Both sides had a point in the argument. Beneficiaries could avoid years of I&D tax if the trusts don’t distribute to them every year. Then those unpaid interest and dividends would be converted into capital within the trust, and capital gains are not taxed at the state level. Kanyuk agrees that this is possible, but it doesn’t always happen.
For one, there is an incentive for the trust not to hold on to the money because it is often taxed at a higher tax bracket as a trust then as a beneficiary, and that outweighs avoiding the I&D tax. Also, “the tax shouldn’t wag the dog,” she said. Many estate planners would rather pay out their inheritance slowly, to give a younger beneficiary a prudent steady annual income.

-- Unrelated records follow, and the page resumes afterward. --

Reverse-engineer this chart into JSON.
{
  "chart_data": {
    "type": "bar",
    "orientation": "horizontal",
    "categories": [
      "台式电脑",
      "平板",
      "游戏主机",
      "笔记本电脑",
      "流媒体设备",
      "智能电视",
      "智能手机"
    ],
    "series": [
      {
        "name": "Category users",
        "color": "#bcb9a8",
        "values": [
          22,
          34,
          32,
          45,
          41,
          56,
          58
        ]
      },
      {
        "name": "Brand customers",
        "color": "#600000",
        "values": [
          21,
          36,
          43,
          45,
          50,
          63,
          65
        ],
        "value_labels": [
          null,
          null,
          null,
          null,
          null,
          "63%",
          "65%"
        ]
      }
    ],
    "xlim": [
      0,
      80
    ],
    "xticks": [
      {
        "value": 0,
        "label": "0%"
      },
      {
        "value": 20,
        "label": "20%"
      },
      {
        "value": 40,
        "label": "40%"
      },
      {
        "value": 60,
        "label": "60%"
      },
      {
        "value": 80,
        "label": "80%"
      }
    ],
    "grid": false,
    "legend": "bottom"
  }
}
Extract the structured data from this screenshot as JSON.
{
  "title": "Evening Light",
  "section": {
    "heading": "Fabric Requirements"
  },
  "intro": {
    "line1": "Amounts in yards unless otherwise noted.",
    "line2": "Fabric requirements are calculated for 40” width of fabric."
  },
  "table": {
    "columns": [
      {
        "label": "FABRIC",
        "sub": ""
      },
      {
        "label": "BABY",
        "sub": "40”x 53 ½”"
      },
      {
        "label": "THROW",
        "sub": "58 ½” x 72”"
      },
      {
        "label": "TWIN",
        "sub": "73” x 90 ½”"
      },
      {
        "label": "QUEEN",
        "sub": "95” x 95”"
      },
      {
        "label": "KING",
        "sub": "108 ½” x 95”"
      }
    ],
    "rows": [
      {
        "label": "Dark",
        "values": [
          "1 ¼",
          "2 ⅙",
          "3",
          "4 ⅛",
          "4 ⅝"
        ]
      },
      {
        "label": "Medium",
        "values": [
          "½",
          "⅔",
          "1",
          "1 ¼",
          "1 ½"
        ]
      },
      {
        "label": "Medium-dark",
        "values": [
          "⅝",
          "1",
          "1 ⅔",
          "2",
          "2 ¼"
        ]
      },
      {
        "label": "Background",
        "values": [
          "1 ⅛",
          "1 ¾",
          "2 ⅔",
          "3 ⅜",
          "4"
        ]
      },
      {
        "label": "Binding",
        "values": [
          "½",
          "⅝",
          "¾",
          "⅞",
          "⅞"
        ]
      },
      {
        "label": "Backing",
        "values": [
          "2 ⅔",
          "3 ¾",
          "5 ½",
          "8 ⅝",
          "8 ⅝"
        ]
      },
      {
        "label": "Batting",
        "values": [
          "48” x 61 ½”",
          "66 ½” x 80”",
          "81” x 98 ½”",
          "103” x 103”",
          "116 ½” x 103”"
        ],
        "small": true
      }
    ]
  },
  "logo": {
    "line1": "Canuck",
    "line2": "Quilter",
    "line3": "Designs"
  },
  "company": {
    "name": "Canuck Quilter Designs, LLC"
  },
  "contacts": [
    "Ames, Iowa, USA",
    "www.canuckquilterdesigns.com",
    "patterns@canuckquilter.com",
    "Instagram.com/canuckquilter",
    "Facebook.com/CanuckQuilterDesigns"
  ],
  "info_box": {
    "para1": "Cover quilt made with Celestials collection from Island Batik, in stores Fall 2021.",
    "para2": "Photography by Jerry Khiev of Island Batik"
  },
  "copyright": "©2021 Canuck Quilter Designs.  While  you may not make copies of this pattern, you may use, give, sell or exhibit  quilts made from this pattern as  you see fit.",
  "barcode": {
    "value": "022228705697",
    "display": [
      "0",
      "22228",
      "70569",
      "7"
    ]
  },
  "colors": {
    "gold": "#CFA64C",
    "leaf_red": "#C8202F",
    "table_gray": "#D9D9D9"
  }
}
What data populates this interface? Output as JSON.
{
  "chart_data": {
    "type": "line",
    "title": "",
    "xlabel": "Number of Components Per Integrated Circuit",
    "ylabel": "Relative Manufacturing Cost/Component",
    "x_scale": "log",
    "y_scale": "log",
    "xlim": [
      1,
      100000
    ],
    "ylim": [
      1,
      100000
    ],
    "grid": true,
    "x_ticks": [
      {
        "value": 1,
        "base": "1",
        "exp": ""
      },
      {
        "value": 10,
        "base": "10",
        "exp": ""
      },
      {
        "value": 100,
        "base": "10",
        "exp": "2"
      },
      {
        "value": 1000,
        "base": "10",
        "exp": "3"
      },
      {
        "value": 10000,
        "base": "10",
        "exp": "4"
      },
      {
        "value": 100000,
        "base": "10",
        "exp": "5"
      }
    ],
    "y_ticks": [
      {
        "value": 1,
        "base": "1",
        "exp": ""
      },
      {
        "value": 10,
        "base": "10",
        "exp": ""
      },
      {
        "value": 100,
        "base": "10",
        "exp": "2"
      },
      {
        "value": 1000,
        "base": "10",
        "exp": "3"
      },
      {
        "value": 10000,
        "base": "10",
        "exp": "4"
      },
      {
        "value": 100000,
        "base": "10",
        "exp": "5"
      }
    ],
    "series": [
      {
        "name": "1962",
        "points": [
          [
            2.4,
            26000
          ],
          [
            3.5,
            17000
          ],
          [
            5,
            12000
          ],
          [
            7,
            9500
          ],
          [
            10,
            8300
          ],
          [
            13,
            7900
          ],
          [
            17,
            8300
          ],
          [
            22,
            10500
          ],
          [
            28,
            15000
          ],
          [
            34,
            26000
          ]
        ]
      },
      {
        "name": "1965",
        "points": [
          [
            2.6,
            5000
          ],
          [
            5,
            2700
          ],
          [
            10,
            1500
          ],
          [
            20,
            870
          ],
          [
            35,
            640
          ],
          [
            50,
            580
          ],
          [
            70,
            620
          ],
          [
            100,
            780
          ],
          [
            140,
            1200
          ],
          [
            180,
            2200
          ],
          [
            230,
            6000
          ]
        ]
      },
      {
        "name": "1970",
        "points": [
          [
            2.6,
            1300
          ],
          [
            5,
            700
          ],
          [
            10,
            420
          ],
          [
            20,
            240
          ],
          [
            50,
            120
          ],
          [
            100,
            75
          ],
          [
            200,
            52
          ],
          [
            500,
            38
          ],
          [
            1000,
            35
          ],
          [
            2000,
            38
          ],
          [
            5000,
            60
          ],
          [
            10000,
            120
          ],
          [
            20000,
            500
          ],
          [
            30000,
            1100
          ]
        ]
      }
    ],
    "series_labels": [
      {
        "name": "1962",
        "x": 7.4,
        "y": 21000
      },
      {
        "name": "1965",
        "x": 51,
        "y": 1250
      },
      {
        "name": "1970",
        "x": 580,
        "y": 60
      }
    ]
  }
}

It so happens that there was a drop of $13 million, or 14.2%, in I&D revenue in 2013, the year the tax change was made, causing some lawmakers to propose a repeal. However, trust supporters noted that, nationally, interest and dividends tax revenue went down 15.2%, due to an economic slowdown.
Finally, supporters argued that New Hampshire had nothing to gain by re-imposing the tax because it could be avoided by registering the trust elsewhere. But they could have done that in 2012, Baker pointed out, and trusts still paid $5.1 million in taxes.
There are also concerns about more recent trust changes. A bill passed last year that let European-style foundations be based in New Hampshire could let some “bad actors” into the state, Baker said. “At the end of the day it’s business that we really don’t want,” he told lawmakers.
Little’s major concern is unregulated family trusts. Regulated trusts — even those out of state — still have to apply in person and “look us in the eye,” said Little. Unregulated trusts “don’t even have to tell us they are here.”
The trust council dismisses both of these concerns. “Money laundering can happen anywhere, even a pizza shop,” said Perlow, pointing out federal laws that would prevent such things from occurring. And family trusts only include family members, not consumers that don’t have to be protected.
Or, as Montrone put it, money laundering concerns are a “complete hoax. If they are going to hide money, they are going to hide money,” and “if I have a trust run by my brother-in-law, what does the state have to do with that?”
Montrone complained that bad publicity about trusts could hurt the state’s reputation as a trust haven, costing it jobs. He particularly was upset about another article about trusts that was published in NH Business Review in August 2017, headlined “NH trust laws undergo yet another alteration: Is competition among states a ‘race to the bottom’?”
“It is a race to the top,” said Montrone.